Op 2 januari 2022 waren oliewerkers in Zjanaozen, in het westen van Kazachstan, waar de vorige opstand op 16 december 2011, de twintigste onafhankelijkheidsdag, was beslecht door een overheid die mensen doodschoot, wederom aan een protest begonnen, ditmaal tegen de verhoging van de gasprijs. Dit protest sloeg over naar alle delen van het land, culminerend op 4 januari: duizenden mensen gingen in de grootste stad van het land, Almaty, de straat op.

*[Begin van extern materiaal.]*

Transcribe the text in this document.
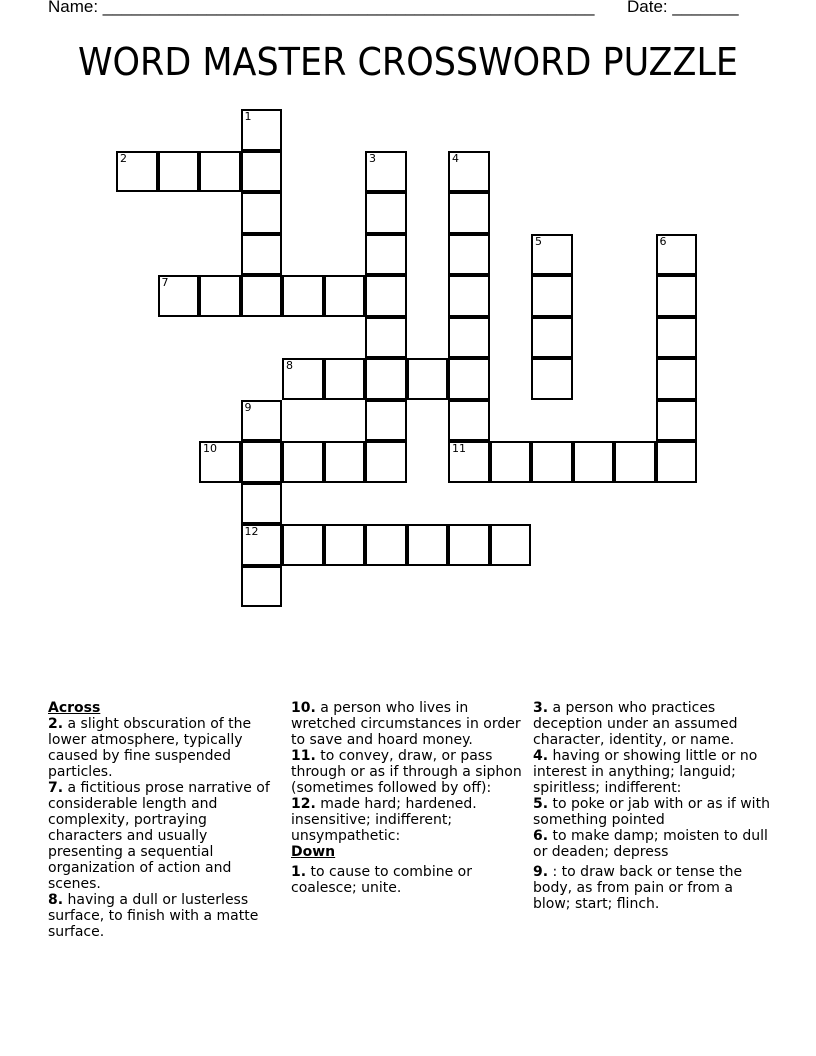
Name: ____________________________________________________ Date: _______
WORD MASTER CROSSWORD PUZZLE
1
2	3	4
11
5	6
7
8
9
12
10
Across
2. a slight obscuration of the lower atmosphere, typically caused by fine suspended particles.
7. a fictitious prose narrative of considerable length and complexity, portraying characters and usually presenting a sequential organization of action and scenes.
8. having a dull or lusterless surface, to finish with a matte surface.
10. a person who lives in wretched circumstances in order to save and hoard money.
11. to convey, draw, or pass through or as if through a siphon (sometimes followed by off):
12. made hard; hardened. insensitive; indifferent; unsympathetic:
Down
1. to cause to combine or coalesce; unite.
3. a person who practices deception under an assumed character, identity, or name.
4. having or showing little or no interest in anything; languid; spiritless; indifferent:
5. to poke or jab with or as if with something pointed
6. to make damp; moisten to dull or deaden; depress
9. : to draw back or tense the body, as from pain or from a blow; start; flinch.
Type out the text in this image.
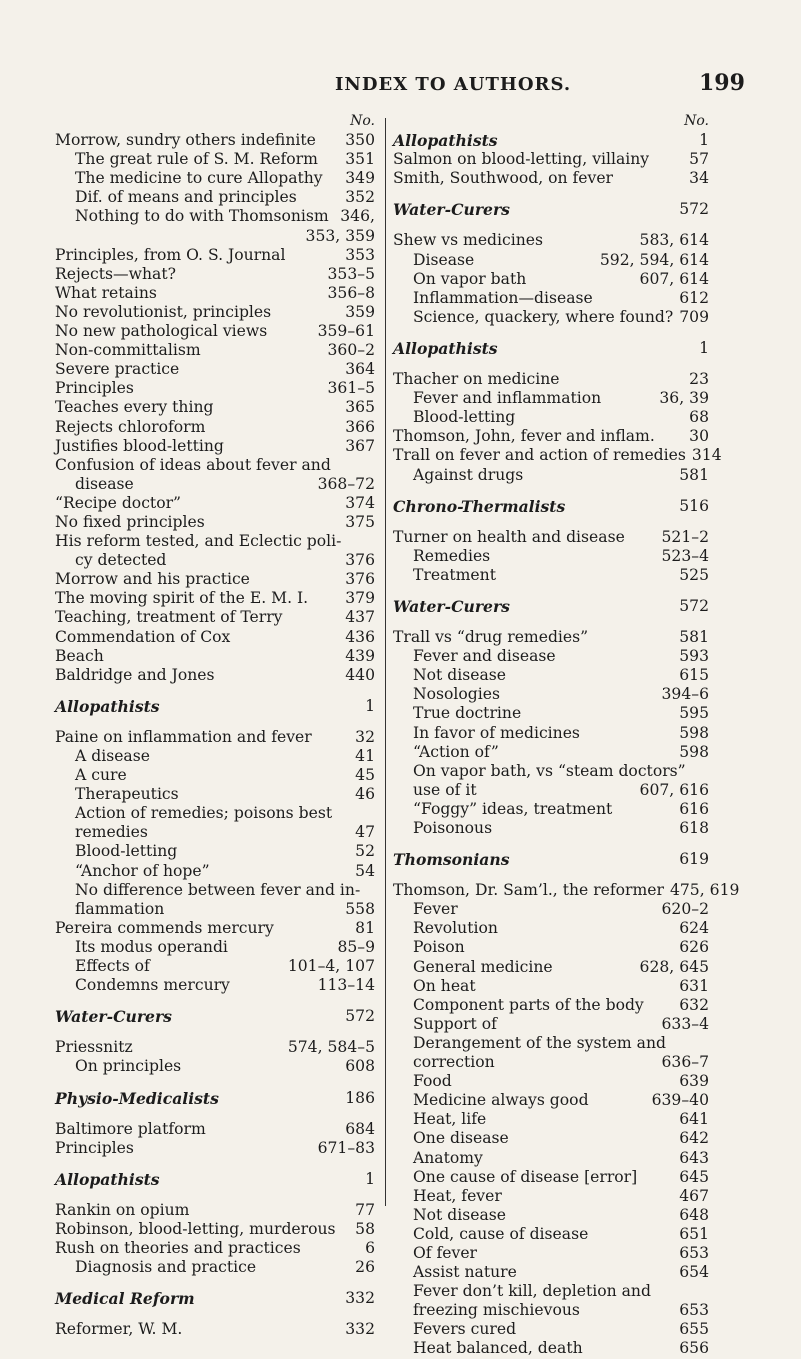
INDEX TO AUTHORS.	199
No.
Morrow, sundry others indefinite	350
The great rule of S. M. Reform	351
The medicine to cure Allopathy	349
Dif. of means and principles	352
Nothing to do with Thomsonism 346,
353, 359
Principles, from O. S. Journal	353
Rejects—what?	353–5
What retains	356–8
No revolutionist, principles	359
No new pathological views	359–61
Non-committalism	360–2
Severe practice	364
Principles	361–5
Teaches every thing	365
Rejects chloroform	366
Justifies blood-letting	367
Confusion of ideas about fever and
disease	368–72
“Recipe doctor”	374
No fixed principles	375
His reform tested, and Eclectic poli-
cy detected	376
Morrow and his practice	376
The moving spirit of the E. M. I.	379
Teaching, treatment of Terry	437
Commendation of Cox	436
Beach	439
Baldridge and Jones	440
Allopathists	1
Paine on inflammation and fever	32
A disease	41
A cure	45
Therapeutics	46
Action of remedies; poisons best
remedies	47
Blood-letting	52
“Anchor of hope”	54
No difference between fever and in-
flammation	558
Pereira commends mercury	81
Its modus operandi	85–9
Effects of	101–4, 107
Condemns mercury	113–14
Water-Curers	572
Priessnitz	574, 584–5
On principles	608
Physio-Medicalists	186
Baltimore platform	684
Principles	671–83
Allopathists	1
Rankin on opium	77
Robinson, blood-letting, murderous	58
Rush on theories and practices	6
Diagnosis and practice	26
Medical Reform	332
Reformer, W. M.	332
No.
Allopathists	1
Salmon on blood-letting, villainy	57
Smith, Southwood, on fever	34
Water-Curers	572
Shew vs medicines	583, 614
Disease	592, 594, 614
On vapor bath	607, 614
Inflammation—disease	612
Science, quackery, where found? 709
Allopathists	1
Thacher on medicine	23
Fever and inflammation	36, 39
Blood-letting	68
Thomson, John, fever and inflam.	30
Trall on fever and action of remedies 314
Against drugs	581
Chrono-Thermalists	516
Turner on health and disease	521–2
Remedies	523–4
Treatment	525
Water-Curers	572
Trall vs “drug remedies”	581
Fever and disease	593
Not disease	615
Nosologies	394–6
True doctrine	595
In favor of medicines	598
“Action of”	598
On vapor bath, vs “steam doctors”
use of it	607, 616
“Foggy” ideas, treatment	616
Poisonous	618
Thomsonians	619
Thomson, Dr. Sam’l., the reformer 475, 619
Fever	620–2
Revolution	624
Poison	626
General medicine	628, 645
On heat	631
Component parts of the body	632
Support of	633–4
Derangement of the system and
correction	636–7
Food	639
Medicine always good	639–40
Heat, life	641
One disease	642
Anatomy	643
One cause of disease [error]	645
Heat, fever	467
Not disease	648
Cold, cause of disease	651
Of fever	653
Assist nature	654
Fever don’t kill, depletion and
freezing mischievous	653
Fevers cured	655
Heat balanced, death	656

Een ogenblik was ik hoopvol: gloorde het aanbreken van een rechtvaardiger samenleving? De regering gedroeg zich als een hond aan de ketting van Rusland. Het internet werd platgelegd, de politie werd tegen de eigen burgers ingezet en te midden van de chaos kwam het bericht dat Russische troepen zouden worden ingevlogen om de ‘orde te herstellen’ — dertig jaar en drie weken na de onafhankelijkheid. Ik voelde een diepe moedeloosheid over me neerdalen, alsof eeuwen van Russische bemoeienis en onderdrukking op mij persoonlijk drukten — ze zullen nooit weg gaan. Ik had pijn, hoofdpijn, pijn van krampachtig mijn telefoon vasthouden — en al die tijd was mijn lichaam niet in gevaar. Het Almaty dat ik kende was er misschien niet meer, de ervaring van de mensen in de stad voor eeuwig een breuk met de ervaring van de mensen die het van buiten moesten aanschouwen.
Hoop en wanhoop — het infame duo in wier draaikolk degenen terechtkomen voor wie het sociale weefsel is gescheurd. Waarom was met name het bericht over de Russische troepen het moment waarop ik werkelijk begon te wanhopen? De angst weer terug bij af — bezet door Rusland — te zijn? En: waarom sprak ik Russisch? Wat was die taal voor een gegeven?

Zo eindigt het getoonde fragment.